Histórias do cinema, histórias de cinema

A grande força do filme se dá na relação do cinema com o que não é propriamente cinematográfico. Godard expande assim o seu conceito de cinema múltiplo para além da película. Se toda história já feita é essencialmente uma história sobre humanos, as histórias de cinema também são. Falar de história do cinema é também falar de história das guerras, como muitos teóricos defendem, e Godard não se furta disso. O filme trabalha muito bem essa relação que se retroalimenta: enquanto as guerras moldaram o cinema como indústria e arte, o próprio cinema, por sua vez, molda a visão do público a respeito dos conflitos.
Godard aborda isso ao misturar, sem qualquer distinção, registros jornalísticos de guerra com obras de ficção. Registros de devastação e morte da guerra documentada são sobrepostos a planos cinematográficos. O neorrealismo italiano, que notoriamente influenciou a fase nouvelle vague de Godard, recebe especial atenção numa espécie de homenagem ensaística do diretor.

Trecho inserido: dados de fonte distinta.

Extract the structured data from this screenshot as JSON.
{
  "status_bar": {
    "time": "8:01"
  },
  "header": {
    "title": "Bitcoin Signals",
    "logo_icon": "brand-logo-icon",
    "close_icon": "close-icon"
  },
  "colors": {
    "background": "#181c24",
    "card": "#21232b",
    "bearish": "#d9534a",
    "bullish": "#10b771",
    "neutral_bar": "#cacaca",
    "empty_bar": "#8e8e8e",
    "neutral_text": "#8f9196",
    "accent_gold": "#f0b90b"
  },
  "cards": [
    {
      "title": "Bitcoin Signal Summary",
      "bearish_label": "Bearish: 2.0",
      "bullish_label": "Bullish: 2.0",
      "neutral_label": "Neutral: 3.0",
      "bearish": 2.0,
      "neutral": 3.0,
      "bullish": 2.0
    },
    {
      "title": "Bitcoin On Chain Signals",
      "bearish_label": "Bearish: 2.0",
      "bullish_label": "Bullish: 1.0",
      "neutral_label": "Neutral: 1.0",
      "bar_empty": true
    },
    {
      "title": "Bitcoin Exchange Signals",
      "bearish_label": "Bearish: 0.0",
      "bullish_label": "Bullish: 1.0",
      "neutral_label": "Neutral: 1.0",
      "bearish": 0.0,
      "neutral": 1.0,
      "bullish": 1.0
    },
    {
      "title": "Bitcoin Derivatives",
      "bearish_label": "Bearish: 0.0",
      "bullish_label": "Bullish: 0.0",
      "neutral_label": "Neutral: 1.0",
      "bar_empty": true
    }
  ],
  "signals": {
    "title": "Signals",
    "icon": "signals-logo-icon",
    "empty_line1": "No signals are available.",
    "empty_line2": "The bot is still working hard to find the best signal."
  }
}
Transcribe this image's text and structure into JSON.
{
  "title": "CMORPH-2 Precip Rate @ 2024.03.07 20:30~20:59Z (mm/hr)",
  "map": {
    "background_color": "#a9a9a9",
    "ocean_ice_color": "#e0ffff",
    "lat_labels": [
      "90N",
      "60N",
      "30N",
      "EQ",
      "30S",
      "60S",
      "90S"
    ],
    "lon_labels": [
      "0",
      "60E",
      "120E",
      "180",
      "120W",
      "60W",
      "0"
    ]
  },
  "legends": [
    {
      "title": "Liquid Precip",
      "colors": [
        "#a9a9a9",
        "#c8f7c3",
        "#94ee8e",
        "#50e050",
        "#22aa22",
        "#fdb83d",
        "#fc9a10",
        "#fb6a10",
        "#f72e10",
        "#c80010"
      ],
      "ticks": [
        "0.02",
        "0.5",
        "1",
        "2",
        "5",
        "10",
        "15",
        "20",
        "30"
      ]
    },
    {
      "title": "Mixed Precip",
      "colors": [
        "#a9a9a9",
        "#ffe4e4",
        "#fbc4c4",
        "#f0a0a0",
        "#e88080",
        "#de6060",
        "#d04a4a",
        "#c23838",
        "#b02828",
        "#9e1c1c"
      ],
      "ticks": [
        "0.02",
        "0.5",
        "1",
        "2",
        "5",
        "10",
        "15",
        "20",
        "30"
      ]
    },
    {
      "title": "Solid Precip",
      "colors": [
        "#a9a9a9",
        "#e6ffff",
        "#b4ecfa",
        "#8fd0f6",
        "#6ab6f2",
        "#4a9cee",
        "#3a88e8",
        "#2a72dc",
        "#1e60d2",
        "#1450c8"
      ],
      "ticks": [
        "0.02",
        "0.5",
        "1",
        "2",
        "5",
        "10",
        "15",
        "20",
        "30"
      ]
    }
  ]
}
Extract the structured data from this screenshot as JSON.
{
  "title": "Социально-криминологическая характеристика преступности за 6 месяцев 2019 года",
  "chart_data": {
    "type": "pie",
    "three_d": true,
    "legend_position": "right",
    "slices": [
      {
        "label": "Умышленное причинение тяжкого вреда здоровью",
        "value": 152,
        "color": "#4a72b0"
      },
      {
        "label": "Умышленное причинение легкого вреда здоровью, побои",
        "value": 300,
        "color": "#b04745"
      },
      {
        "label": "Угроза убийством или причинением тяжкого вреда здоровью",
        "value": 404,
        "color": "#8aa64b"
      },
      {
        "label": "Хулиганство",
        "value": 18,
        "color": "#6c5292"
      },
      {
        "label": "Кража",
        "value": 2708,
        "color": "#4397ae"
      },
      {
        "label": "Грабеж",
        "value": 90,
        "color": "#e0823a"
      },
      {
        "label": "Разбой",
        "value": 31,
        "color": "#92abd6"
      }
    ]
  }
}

Histoire(s) du Cinèma: A pintura e o registro histórico sob a ótica de um cinéfilo

Mas além de ser ente importante naquilo que é histórico, o cinema também recebe influências de todas as outras artes, e aqui Godard dá um enfoque particular à pintura. A expressividade dos olhares e os pequenos detalhes de grandes quadros são abordados sob o ponto de vista da mise em scène cinematográfica. Evidentemente, o diretor não faz isso de modo didático e direto. Há toda uma ambiguidade que é preservada na relação entre essas artes, por meio da sobreposição de imagens e uma narração em off bastante lírica, que nos dá pistas de alguns sentimentos, mas que nunca se fecha em si mesma.

É como se estivéssemos assistindo ao pensamento criativo de Godard sendo gravado em película. Como se alguém tivesse lhe proposto fazer um ensaio sobre a história do cinema e nós fôssemos jogados para dentro do seu modo não convencional de criar. Sonoramente, as partes iniciais do documentário ficam marcadas pelo barulho do projetor. Repetido e acentuado dentro dos demais sons do filme, esse som funciona como um leitmotiv, de certa forma pautando o emaranhado que é a história da sétima arte. A narração em off de Godard, muito característica e já empregada em outros trabalhos, possuem um ritmo e uma entonação que dão um ar de solenidade para o que é falado. As histórias de cinema, na sua voz, tornam-se especiais, dotadas de um mistério a ser continuamente sondado.

E essa é uma ideia central para o documentário de Godard. O cinema como esse emaranhado de histórias e sentimentos que afetam a humanidade de maneira muito mais complexa que qualquer linearidade ou rótulo que possa ser utilizado. Não existe uma delimitação temporal clara. A estrutura é episódica somente em sua superfície, visto que não há divisão marcante de tema ou período histórico entre eles. Muito mais do que isso, os cortes e as sobreposições de planos constroem um diálogo entre diferentes eras do cinema. Ao invés de temporal, a conexão é sentimental, estando sujeita às subjetividades dessa montagem. Em alguns momentos, há uma sugestão, através de intertítulos, de que o filme irá entrar em algum tópico mais específico. Surgem nomes de diretores, filmes e movimentos cinematográficos, para logo em seguida tudo se misturar novamente. É por isso que seu documentário funciona como uma espécie de negação de qualquer linearidade. É a antítese autoconsciente do livro formal de história de cinema.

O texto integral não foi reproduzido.